Anwar Sadat charted a different but still negative direction for the alcohol industry. Where Nasser had presided over an anti-Western secular state, his successor welcomed back American and European investment, but worked to appease the surging Muslim Brotherhood by bowing to some of its demands. In came the ban on alcohol advertising, which endures to this day, and out went the issuing of any new bar licenses—except for upscale restaurants and hotels, a rule that also still stands.

It’s probably too soon to tell what Cairo’s new rulers will mean for Egyptian alcohol’s long-term prospects. The fortunes of the industry have long served as something of a barometer of the state’s openness, and here, the signals have been mixed so far.

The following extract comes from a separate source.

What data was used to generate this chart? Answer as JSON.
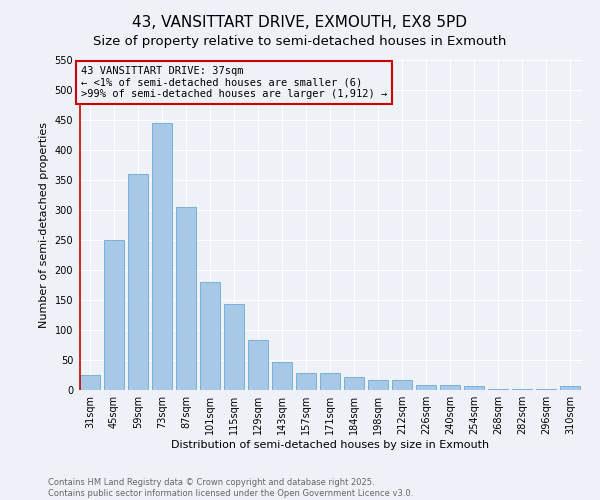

Egypt’s new president, Abdel Fattah el-Sisi, doesn’t drink, and the continued absence of foreign tourists, on whom some of the tolerance to alcohol seems to rest, has led to fears of a possible future crackdown. On the other hand, in January all bars stayed open on Eid, the prophet Mohammed’s birthday, for the first time in recent memory, and a Zamalek liquor store, Uno Ambrogiano, has re-opened several decades after its owner fell afoul of Nasser’s police chief and died in prison.

Those in the potential line of fire have, however, had plenty of time to ponder possible responses. “If they come for my beer, I’ll come at them with my gun. A man’s alcohol stock is his kingdom,” said Youssef in Tanta.